2.   The imports mentioned in paragraph 1 shall be exempt from the anti-dumping duty on condition that:

(a)

the goods declared and presented to customs correspond precisely to the product described in Article 1;

(b)

a commercial invoice containing at least the elements listed in the Annex is presented to Member States' customs authorities upon presentation of the declaration for release into free circulation; and

(c)

the goods declared and presented to customs correspond precisely to the description on the commercial invoice.’;

Article 2

The text as set out in the Annex to this Regulation shall be added to Regulation (EC) No 3068/92.

Article 3

This Regulation shall enter into force on the day following that of its publication in the Official Journal of the European Union.

This Regulation shall be binding in its entirety and directly applicable in all Member States.

Done at Brussels, 17 May 2004.

For the Council

The President

B. COWEN


(1)  OJ L 56, 6.3.1996, p. 1. Regulation as last amended by Regulation (EC) No 461/2004 (OJ L 77, 13.3.2004, p. 12).

(2)  OJ L 112, 11.5.2000, p. 4.

(3)  OJ L 308, 24.10.1992, p. 41. Regulation as last amended by Regulation (EC) No 969/2000.

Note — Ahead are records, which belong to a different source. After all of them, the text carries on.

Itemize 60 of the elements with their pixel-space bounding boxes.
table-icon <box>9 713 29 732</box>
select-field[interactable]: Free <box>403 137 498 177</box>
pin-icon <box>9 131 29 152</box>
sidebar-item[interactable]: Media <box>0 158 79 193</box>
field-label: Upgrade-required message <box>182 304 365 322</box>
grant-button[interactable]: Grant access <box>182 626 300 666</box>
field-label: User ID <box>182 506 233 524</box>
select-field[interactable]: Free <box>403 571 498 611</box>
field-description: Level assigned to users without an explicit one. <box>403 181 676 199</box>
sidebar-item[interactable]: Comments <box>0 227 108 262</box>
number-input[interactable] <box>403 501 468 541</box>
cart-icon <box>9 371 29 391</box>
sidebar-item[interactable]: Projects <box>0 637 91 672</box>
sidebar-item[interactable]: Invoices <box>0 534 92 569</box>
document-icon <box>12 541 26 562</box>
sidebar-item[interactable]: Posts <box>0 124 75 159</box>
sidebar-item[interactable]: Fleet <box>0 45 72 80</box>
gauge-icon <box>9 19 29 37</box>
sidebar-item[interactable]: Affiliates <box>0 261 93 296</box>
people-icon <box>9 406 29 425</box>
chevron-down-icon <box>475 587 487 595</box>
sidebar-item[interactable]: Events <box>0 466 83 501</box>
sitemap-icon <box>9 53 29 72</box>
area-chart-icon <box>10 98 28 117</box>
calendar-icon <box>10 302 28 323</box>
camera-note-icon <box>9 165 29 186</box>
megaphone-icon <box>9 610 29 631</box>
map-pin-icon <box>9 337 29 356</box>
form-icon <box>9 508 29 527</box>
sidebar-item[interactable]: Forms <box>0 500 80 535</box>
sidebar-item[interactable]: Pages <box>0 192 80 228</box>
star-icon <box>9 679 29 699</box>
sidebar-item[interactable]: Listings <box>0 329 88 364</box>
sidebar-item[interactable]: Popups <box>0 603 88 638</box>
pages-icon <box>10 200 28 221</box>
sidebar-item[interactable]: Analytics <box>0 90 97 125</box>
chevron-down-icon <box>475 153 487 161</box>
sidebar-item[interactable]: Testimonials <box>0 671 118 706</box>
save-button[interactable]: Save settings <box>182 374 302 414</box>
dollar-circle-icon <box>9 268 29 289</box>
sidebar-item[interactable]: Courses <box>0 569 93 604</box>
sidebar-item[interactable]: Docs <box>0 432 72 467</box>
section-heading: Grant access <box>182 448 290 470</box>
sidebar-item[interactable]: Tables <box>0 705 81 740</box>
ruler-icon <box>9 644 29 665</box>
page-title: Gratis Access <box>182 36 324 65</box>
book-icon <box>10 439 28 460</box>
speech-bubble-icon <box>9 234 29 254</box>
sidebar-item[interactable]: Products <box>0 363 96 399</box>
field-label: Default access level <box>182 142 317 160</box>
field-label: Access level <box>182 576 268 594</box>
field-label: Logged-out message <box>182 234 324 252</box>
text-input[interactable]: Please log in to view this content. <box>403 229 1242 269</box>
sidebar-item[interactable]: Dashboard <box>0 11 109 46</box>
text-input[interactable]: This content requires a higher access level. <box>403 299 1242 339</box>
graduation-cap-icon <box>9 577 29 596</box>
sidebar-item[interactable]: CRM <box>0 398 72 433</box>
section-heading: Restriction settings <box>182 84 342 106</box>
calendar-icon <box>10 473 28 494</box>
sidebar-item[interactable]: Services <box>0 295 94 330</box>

(4)  OJ C 70, 20.3.2004, p. 15.


ANNEX

ANNEX

The following elements shall be indicated on the commercial invoice accompanying the company's sales of potassium chloride to the Community which are subject to any Undertaking:

1.

The heading “COMMERCIAL INVOICE ACCOMPANYING GOODS SUBJECT TO AN UNDERTAKING”.

2.

The name of the company mentioned in Article 1 of Commission Regulation [INSERT NUMBER] issuing the commercial invoice.

3.

The commercial invoice number.

4.

The date of issue of the commercial invoice.

5.

The TARIC additional code under which the goods on the invoice are to be customs cleared at the Community frontier.

6.

The exact description of the goods, including:

Product Code Number (PCN) used for the purposes of the investigation and the undertaking (e.g. PCN I, PCN 2, etc.),

plain language description of the goods corresponding to the PCN concerned,

company product code number (CPC) (if applicable),

CN code,

quantity (to be given in tonnes).

7.

The description of the terms of the sale, including:

price per tonne,

the applicable payment terms,

the applicable delivery terms,

total discounts and rebates.

8.

Name of the company acting as an importer in the Community to which the commercial invoice accompanying goods subject to an undertaking is issued directly by the company.

9.

The name of the official of the company that has issued the invoice and the following signed declaration:

“I, the undersigned, certify that the sale for direct export to the European Community of the goods covered by this invoice is being made within the scope and under the terms of the undertaking offered by [company], and accepted by the European Commission through Regulation [INSERT NUMBER] I declare that the information provided in this invoice is complete and correct.”